Zuza, nigdzie nie widziałam by ktoś podlewał rośliny nie mówiąc o trawie więc respektują ten zakaz. A tymi ogródkami byłam naprawdę zaskoczona. W Londynie ok, ale nawet w tym małym miasteczku większość ogródków była totalnie zaniedbana, jakieś chaszcze, popękany, poprzerastany chwastami beton itp. W zasadzie nie widziałam by ktoś miał jakieś miejsce wypoczynkowe, fotele, parasol. Tak jakby nie korzystali wcale z ogródków jako miejsca wypoczynku.

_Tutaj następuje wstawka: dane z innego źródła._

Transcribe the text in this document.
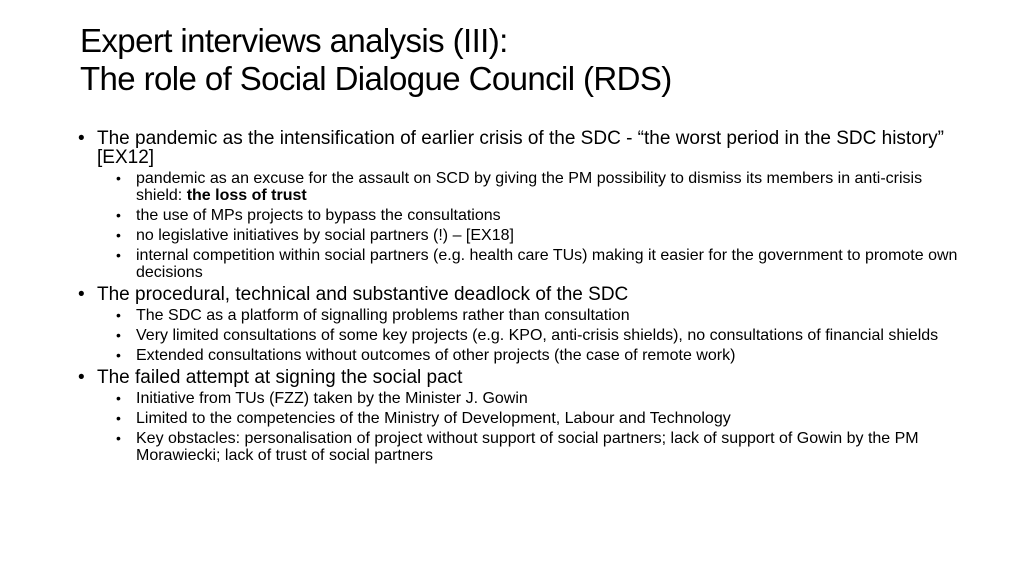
Expert interviews analysis (III):
The role of Social Dialogue Council (RDS)
• The pandemic as the intensification of earlier crisis of the SDC - “the worst period in the SDC history” [EX12]
• pandemic as an excuse for the assault on SCD by giving the PM possibility to dismiss its members in anti-crisis shield: the loss of trust
• the use of MPs projects to bypass the consultations
• no legislative initiatives by social partners (!) – [EX18]
• internal competition within social partners (e.g. health care TUs) making it easier for the government to promote own decisions
• The procedural, technical and substantive deadlock of the SDC
• The SDC as a platform of signalling problems rather than consultation
• Very limited consultations of some key projects (e.g. KPO, anti-crisis shields), no consultations of financial shields
• Extended consultations without outcomes of other projects (the case of remote work)
• The failed attempt at signing the social pact
• Initiative from TUs (FZZ) taken by the Minister J. Gowin
• Limited to the competencies of the Ministry of Development, Labour and Technology
• Key obstacles: personalisation of project without support of social partners; lack of support of Gowin by the PM Morawiecki; lack of trust of social partners
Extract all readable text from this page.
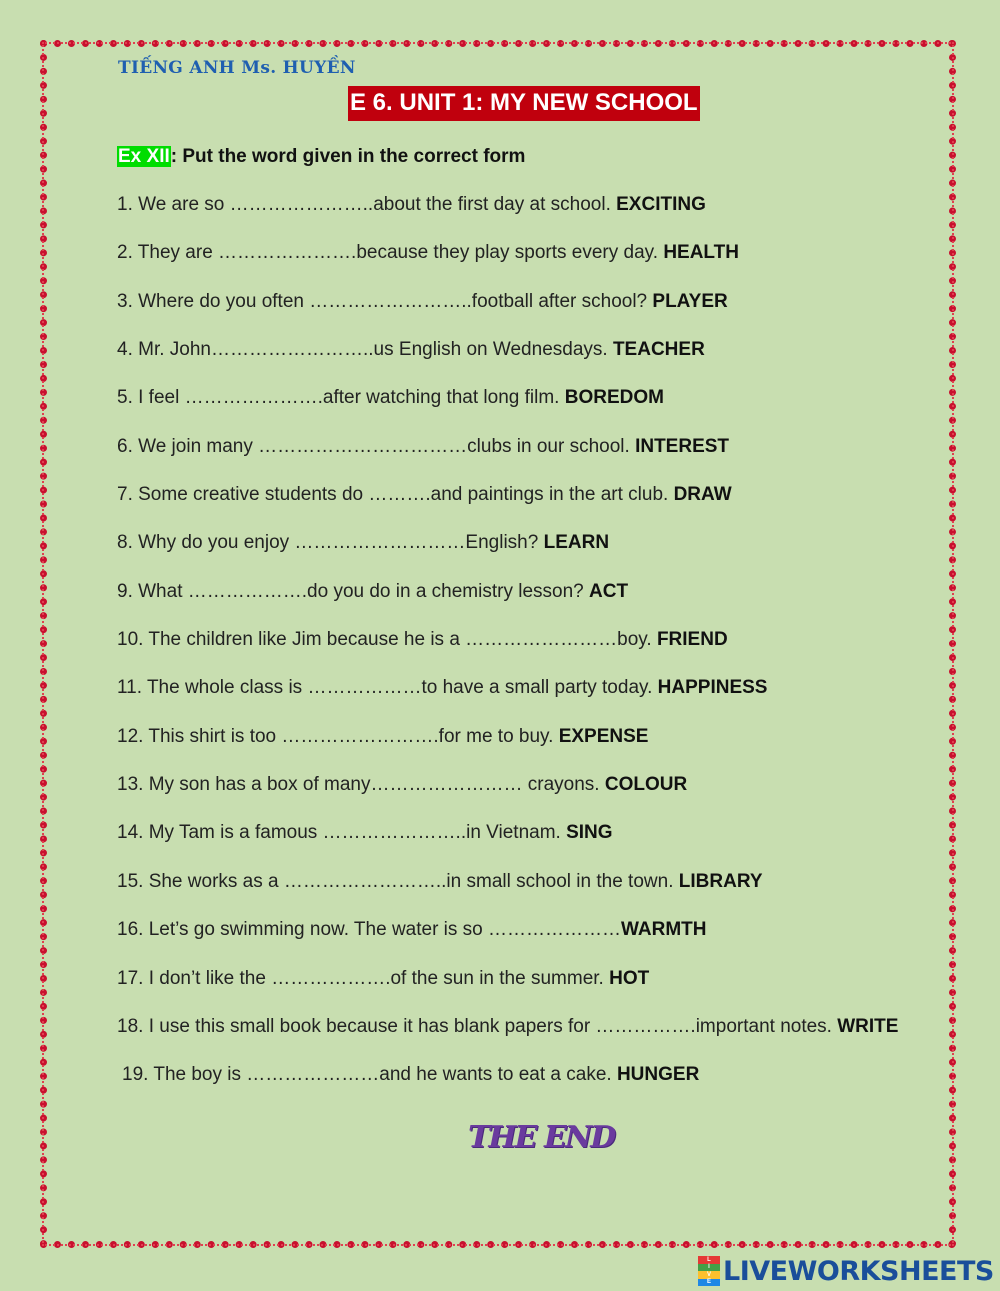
TIẾNG ANH Ms. HUYỀN
E 6. UNIT 1: MY NEW SCHOOL
Ex XII: Put the word given in the correct form
1. We are so …………………..about the first day at school. EXCITING
2. They are ………………….because they play sports every day. HEALTH
3. Where do you often ……………………..football after school? PLAYER
4. Mr. John……………………..us English on Wednesdays. TEACHER
5. I feel ………………….after watching that long film. BOREDOM
6. We join many ……………………………clubs in our school. INTEREST
7. Some creative students do ……….and paintings in the art club. DRAW
8. Why do you enjoy ………………………English? LEARN
9. What ……………….do you do in a chemistry lesson? ACT
10. The children like Jim because he is a ……………………boy. FRIEND
11. The whole class is ………………to have a small party today. HAPPINESS
12. This shirt is too …………………….for me to buy. EXPENSE
13. My son has a box of many…………………… crayons. COLOUR
14. My Tam is a famous …………………..in Vietnam. SING
15. She works as a ……………………..in small school in the town. LIBRARY
16. Let’s go swimming now. The water is so …………………WARMTH
17. I don’t like the ……………….of the sun in the summer. HOT
18. I use this small book because it has blank papers for …………….important notes. WRITE
19. The boy is …………………and he wants to eat a cake. HUNGER
THE END
L
I
V
E LIVEWORKSHEETS
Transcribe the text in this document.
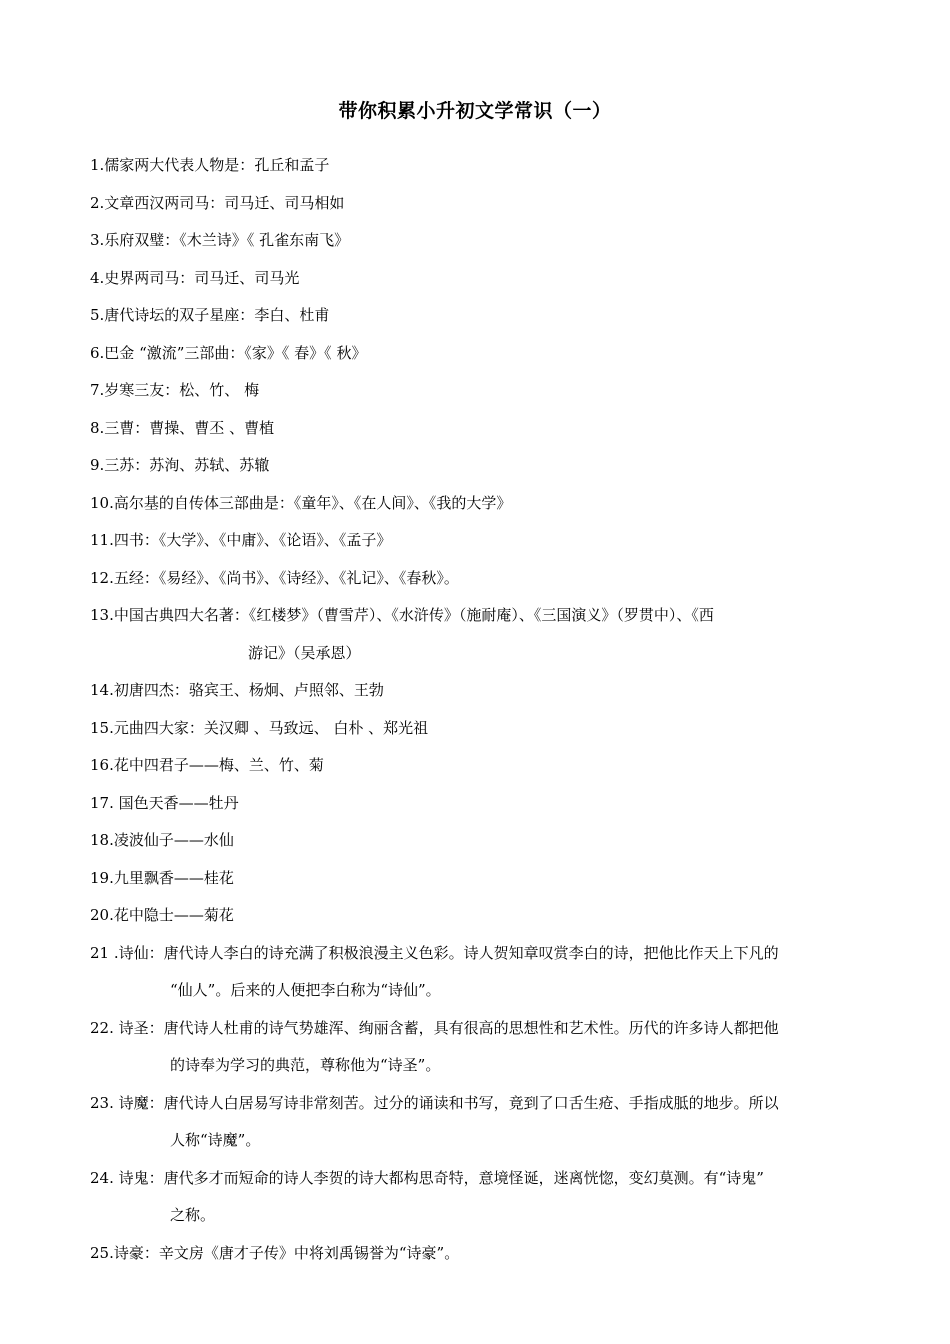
带你积累小升初文学常识（一）
1.儒家两大代表人物是：孔丘和孟子
2.文章西汉两司马：司马迁、司马相如
3.乐府双璧：《木兰诗》《 孔雀东南飞》
4.史界两司马：司马迁、司马光
5.唐代诗坛的双子星座：李白、杜甫
6.巴金 “激流”三部曲：《家》《 春》《 秋》
7.岁寒三友：松、竹、 梅
8.三曹：曹操、曹丕 、曹植
9.三苏：苏洵、苏轼、苏辙
10.高尔基的自传体三部曲是：《童年》、《在人间》、《我的大学》
11.四书：《大学》、《中庸》、《论语》、《孟子》
12.五经：《易经》、《尚书》、《诗经》、《礼记》、《春秋》。
13.中国古典四大名著：《红楼梦》（曹雪芹）、《水浒传》（施耐庵）、《三国演义》（罗贯中）、《西
游记》（吴承恩）
14.初唐四杰：骆宾王、杨炯、卢照邻、王勃
15.元曲四大家：关汉卿 、马致远、 白朴 、郑光祖
16.花中四君子——梅、兰、竹、菊
17. 国色天香——牡丹
18.凌波仙子——水仙
19.九里飘香——桂花
20.花中隐士——菊花
21 .诗仙：唐代诗人李白的诗充满了积极浪漫主义色彩。诗人贺知章叹赏李白的诗，把他比作天上下凡的
“仙人”。后来的人便把李白称为“诗仙”。
22. 诗圣：唐代诗人杜甫的诗气势雄浑、绚丽含蓄，具有很高的思想性和艺术性。历代的许多诗人都把他
的诗奉为学习的典范，尊称他为“诗圣”。
23. 诗魔：唐代诗人白居易写诗非常刻苦。过分的诵读和书写，竟到了口舌生疮、手指成胝的地步。所以
人称“诗魔”。
24. 诗鬼：唐代多才而短命的诗人李贺的诗大都构思奇特，意境怪诞，迷离恍惚，变幻莫测。有“诗鬼”
之称。
25.诗豪：辛文房《唐才子传》中将刘禹锡誉为“诗豪”。
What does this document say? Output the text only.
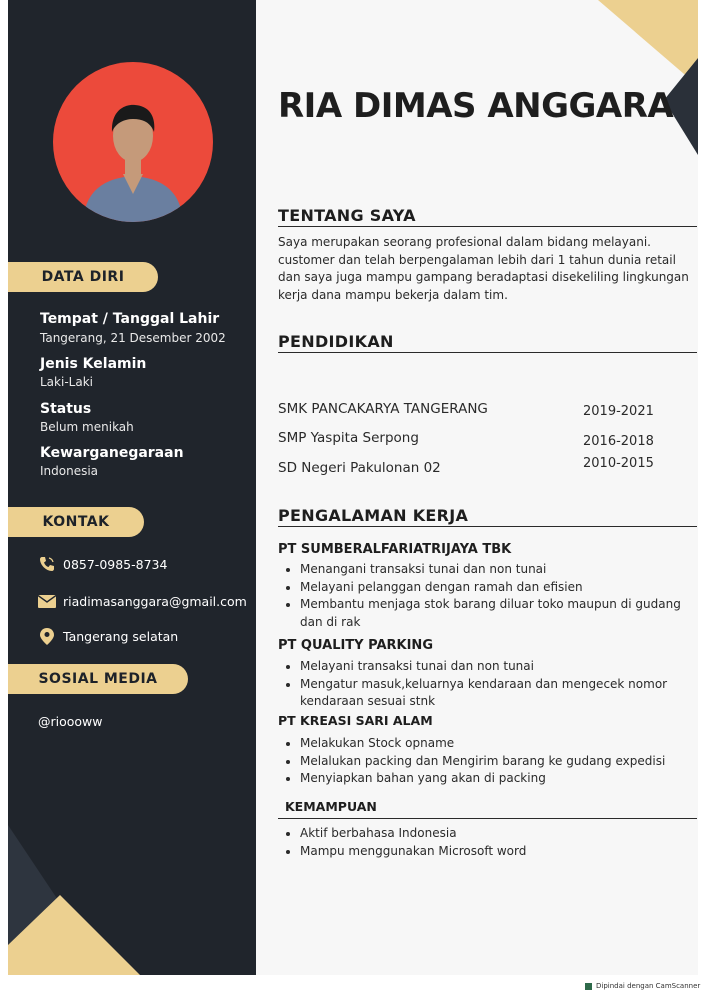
DATA DIRI
Tempat / Tanggal Lahir
Tangerang, 21 Desember 2002
Jenis Kelamin
Laki-Laki
Status
Belum menikah
Kewarganegaraan
Indonesia
KONTAK
0857-0985-8734
riadimasanggara@gmail.com
Tangerang selatan
SOSIAL MEDIA
@rioooww
RIA DIMAS ANGGARA
TENTANG SAYA
Saya merupakan seorang profesional dalam bidang melayani. customer dan telah berpengalaman lebih dari 1 tahun dunia retail dan saya juga mampu gampang beradaptasi disekeliling lingkungan kerja dana mampu bekerja dalam tim.
PENDIDIKAN
SMK PANCAKARYA TANGERANG	2019-2021
SMP Yaspita Serpong	2016-2018
SD Negeri Pakulonan 02	2010-2015
PENGALAMAN KERJA
PT SUMBERALFARIATRIJAYA TBK
• Menangani transaksi tunai dan non tunai
• Melayani pelanggan dengan ramah dan efisien
• Membantu menjaga stok barang diluar toko maupun di gudang dan di rak
PT QUALITY PARKING
• Melayani transaksi tunai dan non tunai
• Mengatur masuk,keluarnya kendaraan dan mengecek nomor kendaraan sesuai stnk
PT KREASI SARI ALAM
• Melakukan Stock opname
• Melalukan packing dan Mengirim barang ke gudang expedisi
• Menyiapkan bahan yang akan di packing
KEMAMPUAN
• Aktif berbahasa Indonesia
• Mampu menggunakan Microsoft word
Dipindai dengan CamScanner
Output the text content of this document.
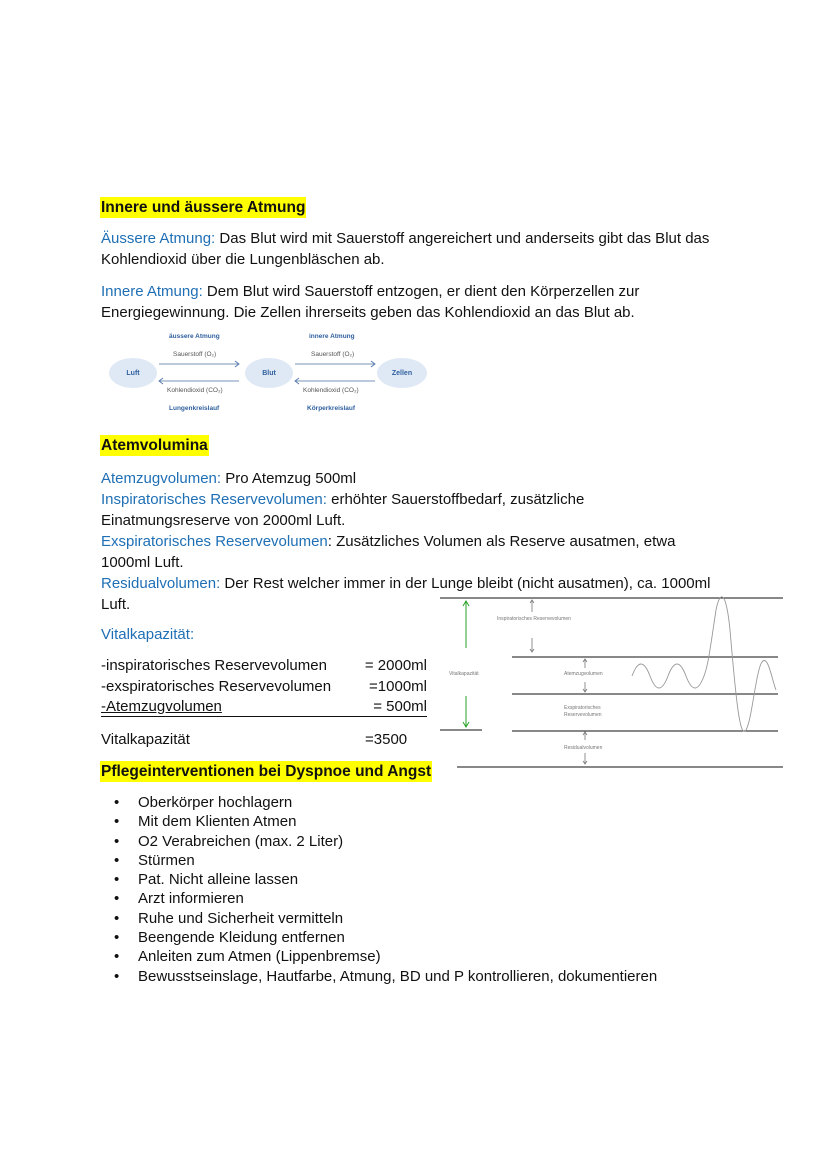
Innere und äussere Atmung
Äussere Atmung: Das Blut wird mit Sauerstoff angereichert und anderseits gibt das Blut das Kohlendioxid über die Lungenbläschen ab.
Innere Atmung: Dem Blut wird Sauerstoff entzogen, er dient den Körperzellen zur Energiegewinnung. Die Zellen ihrerseits geben das Kohlendioxid an das Blut ab.
Luft	Blut	Zellen
äussere Atmung	innere Atmung
Sauerstoff (O₂)	Sauerstoff (O₂)
Kohlendioxid (CO₂)	Kohlendioxid (CO₂)
Lungenkreislauf	Körperkreislauf
Atemvolumina
Atemzugvolumen: Pro Atemzug 500ml
Inspiratorisches Reservevolumen: erhöhter Sauerstoffbedarf, zusätzliche Einatmungsreserve von 2000ml Luft.
Exspiratorisches Reservevolumen: Zusätzliches Volumen als Reserve ausatmen, etwa 1000ml Luft.
Residualvolumen: Der Rest welcher immer in der Lunge bleibt (nicht ausatmen), ca. 1000ml Luft.
Vitalkapazität:
-inspiratorisches Reservevolumen	= 2000ml
-exspiratorisches Reservevolumen	=1000ml
-Atemzugvolumen	= 500ml
Vitalkapazität	=3500
Vitalkapazität
Inspiratorisches Reservevolumen
Atemzugvolumen
Exspiratorisches
Reservevolumen
Residualvolumen
Pflegeinterventionen bei Dyspnoe und Angst
• Oberkörper hochlagern
• Mit dem Klienten Atmen
• O2 Verabreichen (max. 2 Liter)
• Stürmen
• Pat. Nicht alleine lassen
• Arzt informieren
• Ruhe und Sicherheit vermitteln
• Beengende Kleidung entfernen
• Anleiten zum Atmen (Lippenbremse)
• Bewusstseinslage, Hautfarbe, Atmung, BD und P kontrollieren, dokumentieren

Martka, no dobrze by było, żeby porządnie popadało. Nasz ostatni dzień był deszczowy. Ale deszczyki były przelotne i mało intensywne a to o wiele za mało.
A gdzie jedziesz?
Aprilku, zaraz wstawię kilka fotek

.
Johanka, dzień dobry i dziękuję bardzo

.
Daga,powiem Ci, że widok rozległego parku z połaciami żółtej, wyschniętej trawy naprawdę robił wrażenie... A ludzie i tak rozkładali sobie kocyki na tym ściernisku i robili pikniki. Dziwny widok.
Kasia, masz rację, trzeba będzie przeorganizować ogrody i postawić na rośliny znoszące suszę. Tylko one zazwyczaj lubią słońce... A sporo jest ogrodów leśnych albo z dużymi drzewami...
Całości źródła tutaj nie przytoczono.